Lastly, the sad truth about ICE is that despite the well-publicized abuse at immigrant detention centers, the agency still has some powerful fans who would fight tooth and nail against abolition. Soon after #AbolishICE had become popular across social media, Republican members in the House of Representatives introduced a bill to offer ICE further support. The bill passed with a count of 244-to-35 as 133 Democrats chose to vote “present,” indicating the controversial and complicated nature of ICE, even for left-leaning members of the House. It seems safe to say a vote on abolishing ICE will not be happening anytime soon; no moderate politician could ever support this movement’s messaging and still feel confident in their re-election capabilities. In fact, the only bill that’s associated with #AbolishICE’s goals does not specify any way that ICE would be changed but only includes the creation of a “Commission to Study and Establish a Fair and Humane System of Immigration and Customs Enforcement” which would be tasked with deciding what — if anything — to do to change ICE. The bill has since been relegated to the legislative “Bad Place” — committee.

None of this is to diminish the impact that #AbolishICE has had on Twitter and in real life. Sean McElwee’s hashtag helped spark a political conversation about human rights violations occurring on the United States’ own soil. #AbolishICE has inspired a bill, brought attention to the controversy of detention and deportation and motivated the young left to become more informed about domestic politics. Without a doubt, the #AbolishICE movement has markedly changed the political conversation about immigration. 

But the truth is that all these years after McElwee’s first #AbolishICE tweet, ICE seems stronger than before.

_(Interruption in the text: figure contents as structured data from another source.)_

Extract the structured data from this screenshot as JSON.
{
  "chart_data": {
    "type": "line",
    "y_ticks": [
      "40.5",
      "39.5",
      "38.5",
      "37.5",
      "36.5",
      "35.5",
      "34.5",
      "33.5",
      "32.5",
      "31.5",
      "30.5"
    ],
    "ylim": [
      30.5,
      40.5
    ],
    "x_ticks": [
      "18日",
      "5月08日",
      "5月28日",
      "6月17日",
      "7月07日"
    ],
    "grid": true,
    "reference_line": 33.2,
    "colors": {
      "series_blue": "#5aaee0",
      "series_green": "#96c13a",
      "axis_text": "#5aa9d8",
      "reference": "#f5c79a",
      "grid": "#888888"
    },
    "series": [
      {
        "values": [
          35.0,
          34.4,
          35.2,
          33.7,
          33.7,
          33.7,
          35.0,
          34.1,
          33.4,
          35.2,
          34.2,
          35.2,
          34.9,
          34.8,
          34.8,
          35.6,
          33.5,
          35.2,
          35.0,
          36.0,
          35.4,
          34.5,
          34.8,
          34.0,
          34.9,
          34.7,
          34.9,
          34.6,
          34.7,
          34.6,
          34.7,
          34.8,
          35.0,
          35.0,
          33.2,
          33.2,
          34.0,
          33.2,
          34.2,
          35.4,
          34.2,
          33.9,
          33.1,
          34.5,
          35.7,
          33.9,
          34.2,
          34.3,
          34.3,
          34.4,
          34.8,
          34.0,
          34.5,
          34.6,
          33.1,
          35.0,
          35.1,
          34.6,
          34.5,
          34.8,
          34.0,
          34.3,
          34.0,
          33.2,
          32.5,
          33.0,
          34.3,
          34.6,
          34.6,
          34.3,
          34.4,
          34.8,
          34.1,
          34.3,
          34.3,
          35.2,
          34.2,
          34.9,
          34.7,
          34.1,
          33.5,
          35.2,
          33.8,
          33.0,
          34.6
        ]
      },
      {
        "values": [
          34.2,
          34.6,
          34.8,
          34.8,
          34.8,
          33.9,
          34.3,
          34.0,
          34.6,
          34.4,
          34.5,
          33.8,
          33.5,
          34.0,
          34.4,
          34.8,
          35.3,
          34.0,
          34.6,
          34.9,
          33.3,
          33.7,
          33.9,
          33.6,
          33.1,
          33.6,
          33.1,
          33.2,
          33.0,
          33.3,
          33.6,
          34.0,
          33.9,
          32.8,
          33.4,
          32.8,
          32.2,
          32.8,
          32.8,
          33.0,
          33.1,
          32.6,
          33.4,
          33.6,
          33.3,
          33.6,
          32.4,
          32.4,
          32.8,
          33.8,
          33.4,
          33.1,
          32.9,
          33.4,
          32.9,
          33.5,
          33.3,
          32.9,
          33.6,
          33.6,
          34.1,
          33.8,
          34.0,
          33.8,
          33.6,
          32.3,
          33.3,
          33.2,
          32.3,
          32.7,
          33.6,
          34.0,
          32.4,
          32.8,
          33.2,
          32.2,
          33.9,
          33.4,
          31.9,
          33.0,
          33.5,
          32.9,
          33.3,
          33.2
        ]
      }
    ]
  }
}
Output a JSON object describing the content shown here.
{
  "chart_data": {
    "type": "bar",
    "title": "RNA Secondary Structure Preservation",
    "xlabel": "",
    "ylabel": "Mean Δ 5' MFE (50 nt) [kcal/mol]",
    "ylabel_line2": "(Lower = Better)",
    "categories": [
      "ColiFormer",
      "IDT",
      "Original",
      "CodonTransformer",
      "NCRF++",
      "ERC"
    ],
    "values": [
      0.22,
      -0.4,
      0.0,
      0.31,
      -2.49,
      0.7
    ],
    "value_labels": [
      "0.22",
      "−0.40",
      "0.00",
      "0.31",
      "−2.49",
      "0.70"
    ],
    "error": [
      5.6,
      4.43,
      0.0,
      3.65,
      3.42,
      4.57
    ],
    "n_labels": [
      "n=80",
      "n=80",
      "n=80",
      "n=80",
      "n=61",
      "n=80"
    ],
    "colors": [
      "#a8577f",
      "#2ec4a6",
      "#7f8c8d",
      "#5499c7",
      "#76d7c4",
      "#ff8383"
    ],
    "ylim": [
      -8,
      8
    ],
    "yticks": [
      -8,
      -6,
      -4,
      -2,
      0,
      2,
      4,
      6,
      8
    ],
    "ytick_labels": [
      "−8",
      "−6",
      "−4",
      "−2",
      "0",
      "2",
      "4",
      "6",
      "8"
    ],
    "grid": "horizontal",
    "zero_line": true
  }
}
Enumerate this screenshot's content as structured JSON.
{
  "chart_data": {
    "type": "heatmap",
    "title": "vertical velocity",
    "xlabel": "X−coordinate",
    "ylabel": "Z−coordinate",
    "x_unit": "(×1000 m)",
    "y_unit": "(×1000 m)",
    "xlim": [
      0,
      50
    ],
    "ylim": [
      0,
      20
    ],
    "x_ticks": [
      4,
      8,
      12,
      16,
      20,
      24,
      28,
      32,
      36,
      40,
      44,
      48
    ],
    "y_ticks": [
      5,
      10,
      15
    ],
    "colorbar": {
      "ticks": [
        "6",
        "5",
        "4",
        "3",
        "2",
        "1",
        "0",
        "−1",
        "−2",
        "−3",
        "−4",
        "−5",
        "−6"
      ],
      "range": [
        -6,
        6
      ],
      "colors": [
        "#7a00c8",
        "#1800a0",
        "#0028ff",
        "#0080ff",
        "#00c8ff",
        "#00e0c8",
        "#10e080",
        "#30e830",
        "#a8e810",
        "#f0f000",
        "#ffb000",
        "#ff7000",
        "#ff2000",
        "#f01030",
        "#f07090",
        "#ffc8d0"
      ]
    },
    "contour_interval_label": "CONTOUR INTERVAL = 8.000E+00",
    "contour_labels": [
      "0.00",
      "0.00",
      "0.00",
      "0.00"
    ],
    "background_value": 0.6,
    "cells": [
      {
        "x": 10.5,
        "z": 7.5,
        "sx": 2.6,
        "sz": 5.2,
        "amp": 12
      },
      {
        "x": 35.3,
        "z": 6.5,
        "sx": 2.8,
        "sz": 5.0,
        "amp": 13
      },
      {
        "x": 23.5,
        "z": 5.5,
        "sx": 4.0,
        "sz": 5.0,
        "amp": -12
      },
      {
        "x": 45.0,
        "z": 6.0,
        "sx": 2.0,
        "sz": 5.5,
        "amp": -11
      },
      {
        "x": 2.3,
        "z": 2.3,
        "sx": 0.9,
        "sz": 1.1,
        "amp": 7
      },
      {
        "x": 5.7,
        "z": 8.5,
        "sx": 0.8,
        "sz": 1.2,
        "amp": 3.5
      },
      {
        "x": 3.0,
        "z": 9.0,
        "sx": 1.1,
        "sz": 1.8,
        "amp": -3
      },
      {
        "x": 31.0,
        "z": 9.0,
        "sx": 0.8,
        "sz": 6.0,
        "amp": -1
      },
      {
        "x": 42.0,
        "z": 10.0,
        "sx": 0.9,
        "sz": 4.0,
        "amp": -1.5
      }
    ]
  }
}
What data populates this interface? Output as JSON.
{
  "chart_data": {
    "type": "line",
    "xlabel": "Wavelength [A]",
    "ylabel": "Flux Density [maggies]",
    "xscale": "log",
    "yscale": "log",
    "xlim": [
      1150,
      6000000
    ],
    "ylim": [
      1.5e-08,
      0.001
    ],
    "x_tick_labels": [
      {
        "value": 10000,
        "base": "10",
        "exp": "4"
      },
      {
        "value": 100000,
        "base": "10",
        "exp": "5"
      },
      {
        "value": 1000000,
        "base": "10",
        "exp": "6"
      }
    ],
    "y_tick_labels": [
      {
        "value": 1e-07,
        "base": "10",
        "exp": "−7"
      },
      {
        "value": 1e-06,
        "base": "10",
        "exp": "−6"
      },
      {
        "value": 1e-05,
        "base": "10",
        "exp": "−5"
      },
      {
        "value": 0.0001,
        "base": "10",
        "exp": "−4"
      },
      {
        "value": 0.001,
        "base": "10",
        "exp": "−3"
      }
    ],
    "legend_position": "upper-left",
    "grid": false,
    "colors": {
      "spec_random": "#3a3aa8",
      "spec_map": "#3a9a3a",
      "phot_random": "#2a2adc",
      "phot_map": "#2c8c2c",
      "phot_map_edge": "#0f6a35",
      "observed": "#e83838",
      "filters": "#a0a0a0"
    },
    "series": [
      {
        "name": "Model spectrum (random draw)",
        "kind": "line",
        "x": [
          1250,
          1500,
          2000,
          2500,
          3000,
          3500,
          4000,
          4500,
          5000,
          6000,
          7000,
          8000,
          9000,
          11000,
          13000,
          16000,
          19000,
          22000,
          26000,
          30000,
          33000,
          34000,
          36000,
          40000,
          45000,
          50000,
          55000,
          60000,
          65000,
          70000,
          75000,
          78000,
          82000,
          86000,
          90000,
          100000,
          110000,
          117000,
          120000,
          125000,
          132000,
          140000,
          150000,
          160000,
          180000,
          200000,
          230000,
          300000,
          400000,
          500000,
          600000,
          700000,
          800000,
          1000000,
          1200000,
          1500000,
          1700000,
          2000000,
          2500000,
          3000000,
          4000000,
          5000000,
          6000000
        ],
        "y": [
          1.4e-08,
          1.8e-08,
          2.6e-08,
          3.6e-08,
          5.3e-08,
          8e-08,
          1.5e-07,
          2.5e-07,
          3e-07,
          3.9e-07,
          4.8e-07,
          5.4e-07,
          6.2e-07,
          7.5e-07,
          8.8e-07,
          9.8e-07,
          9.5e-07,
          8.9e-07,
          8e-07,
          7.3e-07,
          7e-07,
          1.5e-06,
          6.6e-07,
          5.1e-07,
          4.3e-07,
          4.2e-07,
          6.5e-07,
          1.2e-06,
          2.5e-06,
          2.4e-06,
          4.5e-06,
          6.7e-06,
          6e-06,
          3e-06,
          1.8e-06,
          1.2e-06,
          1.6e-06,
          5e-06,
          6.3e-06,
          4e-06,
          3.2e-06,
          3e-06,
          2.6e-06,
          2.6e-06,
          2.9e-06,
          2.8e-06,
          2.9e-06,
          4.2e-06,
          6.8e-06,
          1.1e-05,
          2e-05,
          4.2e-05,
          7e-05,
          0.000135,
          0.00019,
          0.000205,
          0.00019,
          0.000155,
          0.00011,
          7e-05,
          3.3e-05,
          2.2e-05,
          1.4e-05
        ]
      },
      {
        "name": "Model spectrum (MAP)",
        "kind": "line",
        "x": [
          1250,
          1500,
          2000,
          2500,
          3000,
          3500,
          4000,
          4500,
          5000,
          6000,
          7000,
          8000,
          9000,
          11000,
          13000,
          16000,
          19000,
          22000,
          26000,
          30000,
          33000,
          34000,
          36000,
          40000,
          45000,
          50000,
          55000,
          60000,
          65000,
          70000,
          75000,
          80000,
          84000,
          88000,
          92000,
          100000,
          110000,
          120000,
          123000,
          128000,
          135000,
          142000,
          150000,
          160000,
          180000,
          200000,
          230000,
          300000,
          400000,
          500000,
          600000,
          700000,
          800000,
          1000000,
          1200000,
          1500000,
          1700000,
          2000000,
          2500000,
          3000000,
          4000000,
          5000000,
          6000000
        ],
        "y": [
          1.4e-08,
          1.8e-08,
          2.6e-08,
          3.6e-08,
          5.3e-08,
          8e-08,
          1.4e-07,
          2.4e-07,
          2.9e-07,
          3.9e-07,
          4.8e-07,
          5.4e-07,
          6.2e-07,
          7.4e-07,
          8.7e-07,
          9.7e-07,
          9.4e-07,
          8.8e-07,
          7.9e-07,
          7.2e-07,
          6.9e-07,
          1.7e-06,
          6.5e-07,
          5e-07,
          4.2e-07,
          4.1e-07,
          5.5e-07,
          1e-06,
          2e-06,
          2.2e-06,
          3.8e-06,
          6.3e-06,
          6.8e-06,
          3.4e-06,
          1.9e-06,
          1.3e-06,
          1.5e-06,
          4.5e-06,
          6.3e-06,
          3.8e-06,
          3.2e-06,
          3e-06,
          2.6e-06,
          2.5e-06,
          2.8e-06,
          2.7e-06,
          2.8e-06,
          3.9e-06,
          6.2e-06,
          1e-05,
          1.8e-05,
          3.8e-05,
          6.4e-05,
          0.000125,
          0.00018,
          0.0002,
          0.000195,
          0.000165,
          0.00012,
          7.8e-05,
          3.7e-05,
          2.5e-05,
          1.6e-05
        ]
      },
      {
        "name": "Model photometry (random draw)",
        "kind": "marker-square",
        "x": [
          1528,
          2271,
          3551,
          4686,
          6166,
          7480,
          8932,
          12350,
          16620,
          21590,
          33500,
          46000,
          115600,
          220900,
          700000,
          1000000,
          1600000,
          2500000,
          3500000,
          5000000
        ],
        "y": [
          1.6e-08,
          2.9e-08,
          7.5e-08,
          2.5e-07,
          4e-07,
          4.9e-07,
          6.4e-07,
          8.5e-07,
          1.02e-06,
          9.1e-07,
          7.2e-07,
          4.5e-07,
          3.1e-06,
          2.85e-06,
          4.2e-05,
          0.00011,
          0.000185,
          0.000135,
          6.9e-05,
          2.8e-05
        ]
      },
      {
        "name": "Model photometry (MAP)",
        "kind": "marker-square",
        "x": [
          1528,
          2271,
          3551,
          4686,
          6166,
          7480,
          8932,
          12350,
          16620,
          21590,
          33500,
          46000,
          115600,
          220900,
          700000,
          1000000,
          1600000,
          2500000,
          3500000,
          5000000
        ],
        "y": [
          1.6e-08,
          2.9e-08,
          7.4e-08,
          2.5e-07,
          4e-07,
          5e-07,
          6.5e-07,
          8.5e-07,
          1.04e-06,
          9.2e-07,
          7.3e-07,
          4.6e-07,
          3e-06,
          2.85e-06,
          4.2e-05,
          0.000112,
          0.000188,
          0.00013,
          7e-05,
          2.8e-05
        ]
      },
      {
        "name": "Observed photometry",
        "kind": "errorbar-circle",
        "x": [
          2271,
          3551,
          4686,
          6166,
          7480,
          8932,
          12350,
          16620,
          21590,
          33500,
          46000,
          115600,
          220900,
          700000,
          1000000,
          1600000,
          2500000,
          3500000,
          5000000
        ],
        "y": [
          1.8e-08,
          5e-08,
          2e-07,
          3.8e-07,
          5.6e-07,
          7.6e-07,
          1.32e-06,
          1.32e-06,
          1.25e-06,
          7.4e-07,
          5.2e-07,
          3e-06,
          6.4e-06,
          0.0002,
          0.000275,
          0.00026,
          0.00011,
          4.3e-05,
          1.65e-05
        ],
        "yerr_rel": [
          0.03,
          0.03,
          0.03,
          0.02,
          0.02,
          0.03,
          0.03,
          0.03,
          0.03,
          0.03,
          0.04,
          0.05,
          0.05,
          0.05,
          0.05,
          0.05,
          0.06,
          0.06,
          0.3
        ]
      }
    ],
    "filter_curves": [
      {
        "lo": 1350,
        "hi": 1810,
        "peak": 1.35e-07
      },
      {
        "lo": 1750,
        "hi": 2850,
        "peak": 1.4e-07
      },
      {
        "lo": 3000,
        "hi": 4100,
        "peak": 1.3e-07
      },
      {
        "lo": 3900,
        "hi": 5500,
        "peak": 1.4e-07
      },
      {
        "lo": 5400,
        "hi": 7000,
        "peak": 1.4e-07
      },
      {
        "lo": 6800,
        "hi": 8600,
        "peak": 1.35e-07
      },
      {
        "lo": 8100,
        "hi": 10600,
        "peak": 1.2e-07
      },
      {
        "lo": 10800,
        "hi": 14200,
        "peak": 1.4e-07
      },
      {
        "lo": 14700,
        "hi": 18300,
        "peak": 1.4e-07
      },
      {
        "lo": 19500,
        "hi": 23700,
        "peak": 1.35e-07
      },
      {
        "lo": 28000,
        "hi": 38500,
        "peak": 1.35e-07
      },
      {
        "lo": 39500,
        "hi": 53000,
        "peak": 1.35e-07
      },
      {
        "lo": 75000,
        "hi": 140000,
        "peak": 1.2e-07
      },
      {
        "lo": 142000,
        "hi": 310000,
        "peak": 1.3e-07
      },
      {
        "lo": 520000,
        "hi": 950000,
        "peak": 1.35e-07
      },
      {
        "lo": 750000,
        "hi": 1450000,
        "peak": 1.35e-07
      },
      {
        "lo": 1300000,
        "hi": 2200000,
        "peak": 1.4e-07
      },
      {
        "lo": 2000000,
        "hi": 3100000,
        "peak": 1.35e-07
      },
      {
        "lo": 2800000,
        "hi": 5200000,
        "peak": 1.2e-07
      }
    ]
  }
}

Despite the hashtag’s flourishing across social media around the world, something hasn’t worked: even in a global pandemic, ICE is continuing business as usual. Maybe it’s the movement’s unclear messaging, its politically poisonous connotations or its out-of-touch meetings that only preach to the choir. Perhaps the most serious of the movement’s problems is #AbolishICE’s niche within the confines of Twitter activism that cannot replace real, materially-relevant activism. Defunding or even tinkering with a law enforcement agency that receives billions of dollars in funding is not — and will never be — as easy clicking the “like” button on a friend’s post. To fundamentally revamp ERO, the U.S. needs on-the-ground organizing. It needs people who are willing to take the time to canvass and call their legislators and vote. It needs careful, detail-oriented lawyering. It needs an understanding of the very real barriers that block meaningful change. The fact remains that a trendy leftist hashtag does not, by itself, constitute a political revolution and it remains unclear to what extent #AbolishICE can motivate change towards their ultimate goal — whatever that may be.